Да, у Паоло Соррентино есть сборник «Не самое главное». Не читал. Теперь буду читать. Понимаете, мне кажется, что у Соррентино в фильмах недостает сюжетной динамики. Может быть, она вся у него уходит в прозу? Вдруг у него две половины сознания: одна такая подчеркнуто литературная, а одна — поэтическая, кинематографическая, задумчивая. Человек он серьезный — почему бы не почитать? Давайте, Миша, почитаю, вы меня уговорили.

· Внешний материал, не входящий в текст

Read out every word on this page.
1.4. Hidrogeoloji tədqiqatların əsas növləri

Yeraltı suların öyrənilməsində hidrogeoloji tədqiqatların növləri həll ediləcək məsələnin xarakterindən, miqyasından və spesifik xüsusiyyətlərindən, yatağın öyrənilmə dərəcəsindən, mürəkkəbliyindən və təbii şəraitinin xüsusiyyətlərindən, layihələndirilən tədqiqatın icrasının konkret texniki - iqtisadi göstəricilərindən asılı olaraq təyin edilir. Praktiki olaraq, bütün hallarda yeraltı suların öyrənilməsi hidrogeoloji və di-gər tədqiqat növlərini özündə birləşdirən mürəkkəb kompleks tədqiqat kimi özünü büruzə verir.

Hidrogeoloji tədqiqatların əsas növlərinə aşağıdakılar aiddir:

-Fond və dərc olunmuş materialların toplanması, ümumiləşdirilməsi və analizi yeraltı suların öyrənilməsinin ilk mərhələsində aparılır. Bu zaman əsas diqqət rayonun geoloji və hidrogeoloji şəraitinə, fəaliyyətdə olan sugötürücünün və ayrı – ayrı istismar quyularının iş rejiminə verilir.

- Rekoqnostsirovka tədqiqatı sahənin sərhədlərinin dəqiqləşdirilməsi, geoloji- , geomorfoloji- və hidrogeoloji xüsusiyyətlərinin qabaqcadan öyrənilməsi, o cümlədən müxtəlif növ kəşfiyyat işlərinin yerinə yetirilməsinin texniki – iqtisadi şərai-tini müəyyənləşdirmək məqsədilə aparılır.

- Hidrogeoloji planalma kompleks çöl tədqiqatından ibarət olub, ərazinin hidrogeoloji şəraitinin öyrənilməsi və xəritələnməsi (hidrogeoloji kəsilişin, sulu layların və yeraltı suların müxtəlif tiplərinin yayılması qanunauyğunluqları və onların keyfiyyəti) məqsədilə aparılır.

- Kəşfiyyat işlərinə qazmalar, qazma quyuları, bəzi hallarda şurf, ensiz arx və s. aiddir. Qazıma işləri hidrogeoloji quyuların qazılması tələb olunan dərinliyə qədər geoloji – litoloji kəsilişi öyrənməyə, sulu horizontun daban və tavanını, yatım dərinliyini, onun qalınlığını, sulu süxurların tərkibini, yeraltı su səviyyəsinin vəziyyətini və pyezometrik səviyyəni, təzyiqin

«Если человек говорит на русском и на украинском, где бы вы посоветовали ему изучать историю, право, журналистику — в России или в Украине?». Мне кажется, в Штатах, потому что и история, и право там преподаются более фундаментально. А журналистику можно в России, на журфаке. Киевский журфак я так хорошо не знаю, но при Ясене Николаевиче наш журфак был отличный. Да и вообще журналистику зачем изучать? К журналистике надо иметь жажду, вкус. Ну и практический тренинг пройти, и будет у вас всё замечательно. А право интересно изучать в России — тоже на практике. Как бы апофатически, так сказать, от противного.

Д.Быков: Вот говорят: фальшивые американские улыбки. Так, по-моему, лучше фальшивая улыбка, чем искренний удар в морду

«Вы высоко оцениваете американский ремейк «Звонка». А что вы можете сказать про японский фильм «Проклятие» в ремейке? Они очень страшные». Вот здесь тот случай, когда японские оригиналы страшнее. Может быть, потому, что там лучше найден вот этот образ зла. Финал «Проклятия», когда 20 этих одинаковых девочек стоят и раскачиваются в школьном дворе и издают этот свой характерный звук — то ли жужжание, то ли рычание — это хорошо придумано. Они немножко и антропологически другие. Там это интересно: эти искривленные рты. Да, «Проклятие» мне кажется замечательным фильмом.

«В чем поэтика «Имени имен» Башлачева? Наивно ли усматривать там черты духовного прозрения?». Нет, почему? Наверное, они есть. Просто я их не просматриваю. Мне кажется, что «Имя имен» — это немножко декларативное произведение. Вообще Башлачев находился на пороге творческого взрыва, но творческую паузу перед этим, часто невыносимую, он не вынес. Он вот-вот должен был взорваться новым циклом текстов. Как и вся Россия в конце 80-х должна была взорваться каким-то новым качеством, но этого не произошло. Увы.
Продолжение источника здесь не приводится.